The 1970 Champion is now posted.
Would certainly be a little easier working this project if I weren’t nearly 3,000 miles away from the originals. So…can use all the help I can get with page sequencing/numbering.
In the case of the 1970 Champion and others, pages may not be sequenced exactly right. In general, pages which I had difficulty sequencing appear after the last known page number. Please look at them and let me know correct page numbers.
While preparing the files of the 1969 Champion for upload to this site, I came across the following article written by an unspecified author:
The halls of my teen-age years are empty now; my footsteps cut through the unfamiliar silence.
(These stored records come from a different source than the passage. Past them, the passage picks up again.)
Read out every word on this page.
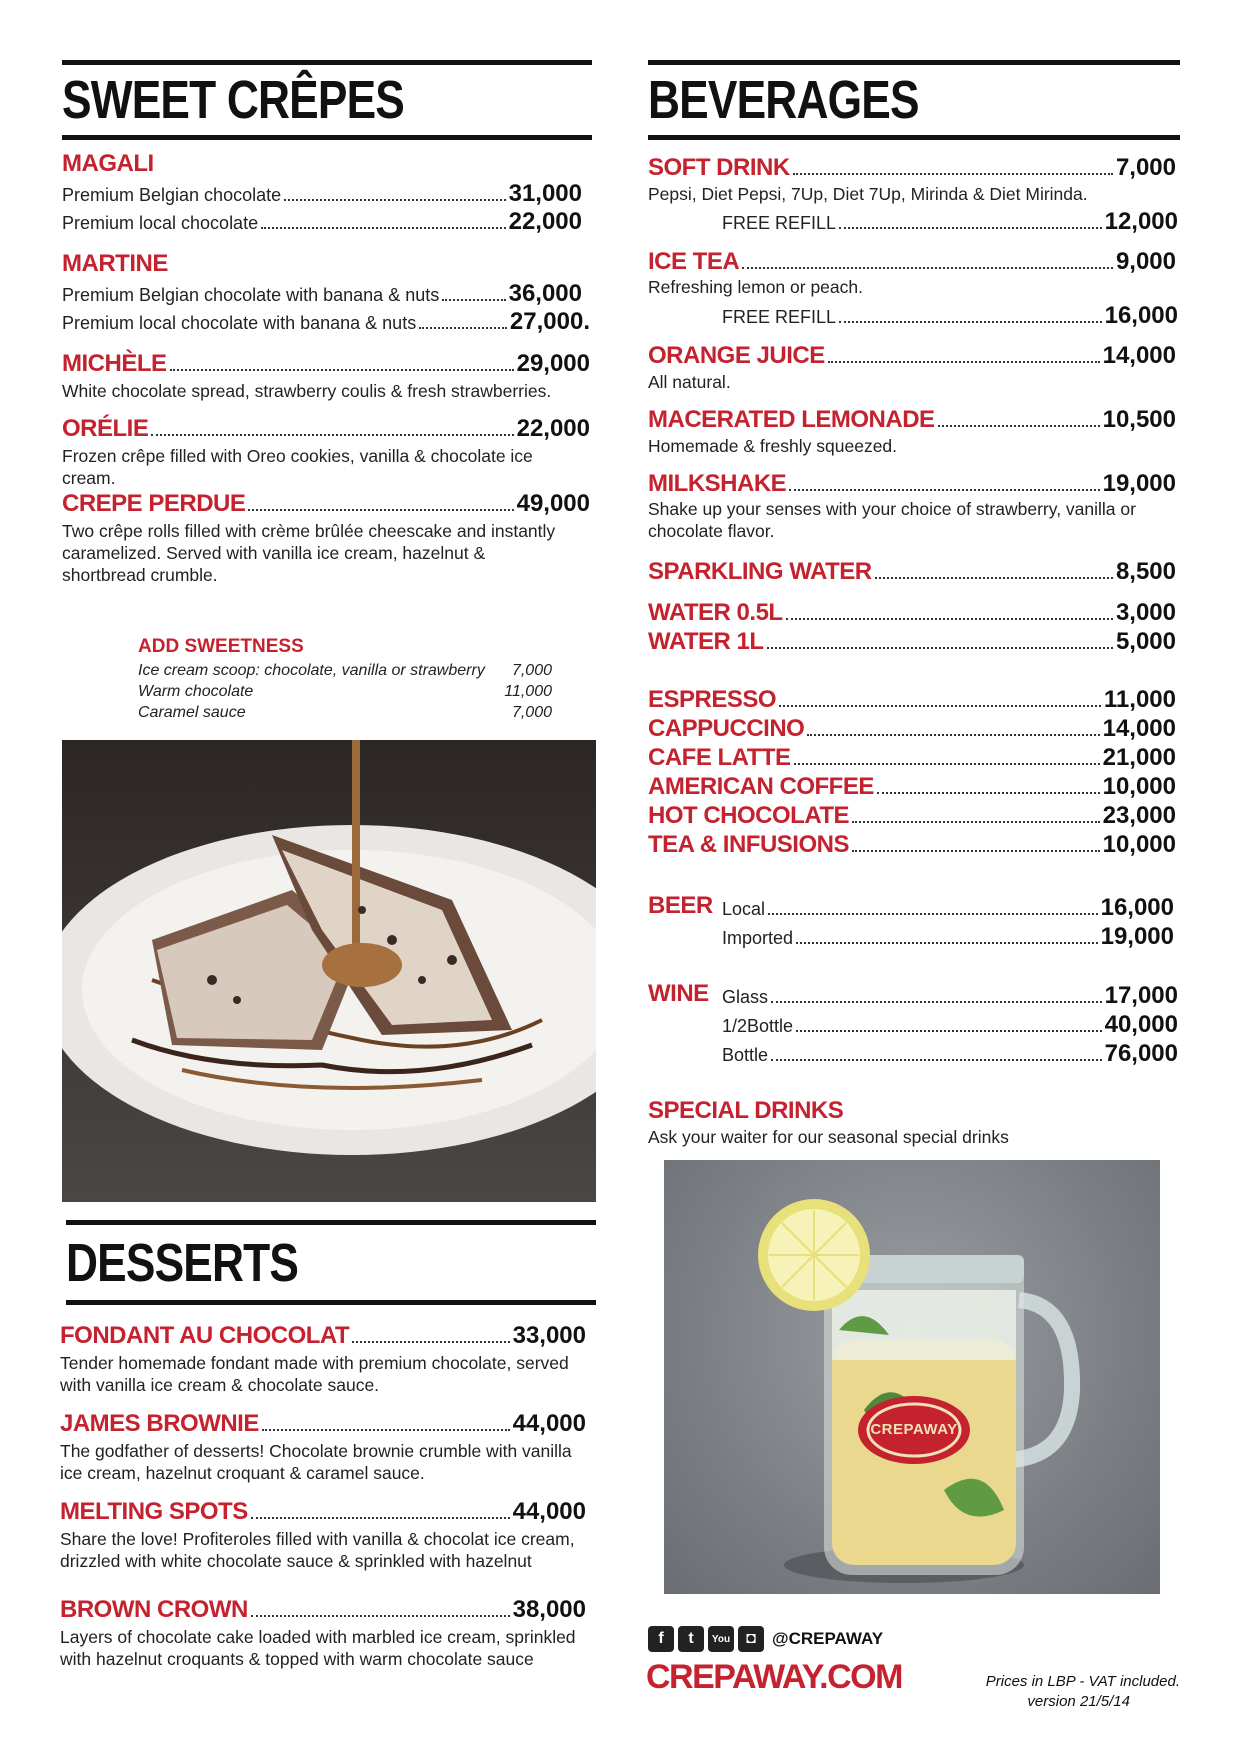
SWEET CRÊPES
MAGALI
Premium Belgian chocolate	31,000
Premium local chocolate	22,000
MARTINE
Premium Belgian chocolate with banana & nuts	36,000
Premium local chocolate with banana & nuts	27,000.
MICHÈLE	29,000
White chocolate spread, strawberry coulis & fresh strawberries.
ORÉLIE	22,000
Frozen crêpe filled with Oreo cookies, vanilla & chocolate ice cream.
CREPE PERDUE	49,000
Two crêpe rolls filled with crème brûlée cheescake and instantly caramelized. Served with vanilla ice cream, hazelnut & shortbread crumble.
ADD SWEETNESS
Ice cream scoop: chocolate, vanilla or strawberry 7,000
Warm chocolate	11,000
Caramel sauce	7,000
DESSERTS
FONDANT AU CHOCOLAT	33,000
Tender homemade fondant made with premium chocolate, served with vanilla ice cream & chocolate sauce.
JAMES BROWNIE	44,000
The godfather of desserts! Chocolate brownie crumble with vanilla ice cream, hazelnut croquant & caramel sauce.
MELTING SPOTS	44,000
Share the love! Profiteroles filled with vanilla & chocolat ice cream, drizzled with white chocolate sauce & sprinkled with hazelnut
BROWN CROWN	38,000
Layers of chocolate cake loaded with marbled ice cream, sprinkled with hazelnut croquants & topped with warm chocolate sauce
BEVERAGES
SOFT DRINK	7,000
Pepsi, Diet Pepsi, 7Up, Diet 7Up, Mirinda & Diet Mirinda.
FREE REFILL	12,000
ICE TEA	9,000
Refreshing lemon or peach.
FREE REFILL	16,000
ORANGE JUICE	14,000
All natural.
MACERATED LEMONADE	10,500
Homemade & freshly squeezed.
MILKSHAKE	19,000
Shake up your senses with your choice of strawberry, vanilla or chocolate flavor.
SPARKLING WATER	8,500
WATER 0.5L	3,000
WATER 1L	5,000
ESPRESSO	11,000
CAPPUCCINO	14,000
CAFE LATTE	21,000
AMERICAN COFFEE	10,000
HOT CHOCOLATE	23,000
TEA & INFUSIONS	10,000
BEER Local	16,000
Imported	19,000
WINE Glass	17,000
1/2Bottle	40,000
Bottle	76,000
SPECIAL DRINKS
Ask your waiter for our seasonal special drinks
CREPAWAY
f	t	You	◘ @CREPAWAY
CREPAWAY.COM	Prices in LBP - VAT included.
version 21/5/14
I’ve known this building through many exciting years; and as I walk down this littered, well-worn path, scenes of my life run through my mind. Yes, I was fifteen years old–and I was scared. I saw this building sitting upon its throne looking like a giant with his mouth stretched wide open as if to swallow tender young sophomores. Slowly but surely, my fear subsided; strange faces had names, and some soon became a symbol of my new life. Then I was sixteen years old, and I knew it all! After all, I was a junior! I showed sophomores where to go because I knew my way around. The oceans of kids were familiar, but the sophomores were so young! A year passed, and I was seventeen years old; I felt that I was too mature for acting silly. As the senior year began, I kept pushing the future out of my mind. I was sure the Seniors of “69” were the greatest ever–and I meant it! Now, as I slowly pass the trophy case and see the white football jersey lettered with a purple “80”, I cry. As I walk down the rotunda I try not to look back. But as I reach the sidewalk, I slowly turn back to catch a last glimpse. In the corner of my eye I read “Central High School–Founded 1907.” I see that building, and it looks weary and tired; but that ageless twinkle is still there. How can I leave this school, this warm old friend, with its endless memories? New students will not arrive in the fall, but the building will not be forgotten. I’m going now, and the sun rolls behind a cloud–the wind seems to blow right through me and through the halls of that empty building, and it whispers the loneliest tune. I have grown up, and I can’t look back. The enormous crane, swinging down and crashing the building where precious memories were made, is one scene I could not bear to see. Change is inevitable, but my eyes are brimmed with tears–not so much tears of sadness, but tears of knowledge that students will no more attend classes here. Many kids have gone before me, and many will come soon–not here, but at a new school. Right now I am alone with my memories, for it is an end of an era in my life. I wipe my eyes, turn up my collar, and walk away from a friend.
This well-written piece certainly captured emotions and memories for me. Please help me identify the author. Feel free to add a comment about this article or add your own memories.
It saddened me yesterday when I received the following message from Class of 1965 classmate and friend, John Ettien:
“Bobby, my Mom passed this week. She was a Drum Majorette at Central High, Class of 1937. My brother Jim, sister Loretta and wife Patti are all Central High grads.”
Rosa Jane Verhey Ettien passed from among us, but I expect the Central spirit instilled in her in the late 1930s is with us still. On behalf of all Central alumni, condolences to John, Jim, Loretta, and Patti.
I also learned today that Charlie Sedman (father is Class of 1941 graduate) is a second generation Centralite and began thinking there are probably many others.
Seems appropriate to capture this information in our efforts to preserve Central history. So, please comment if you are or know them.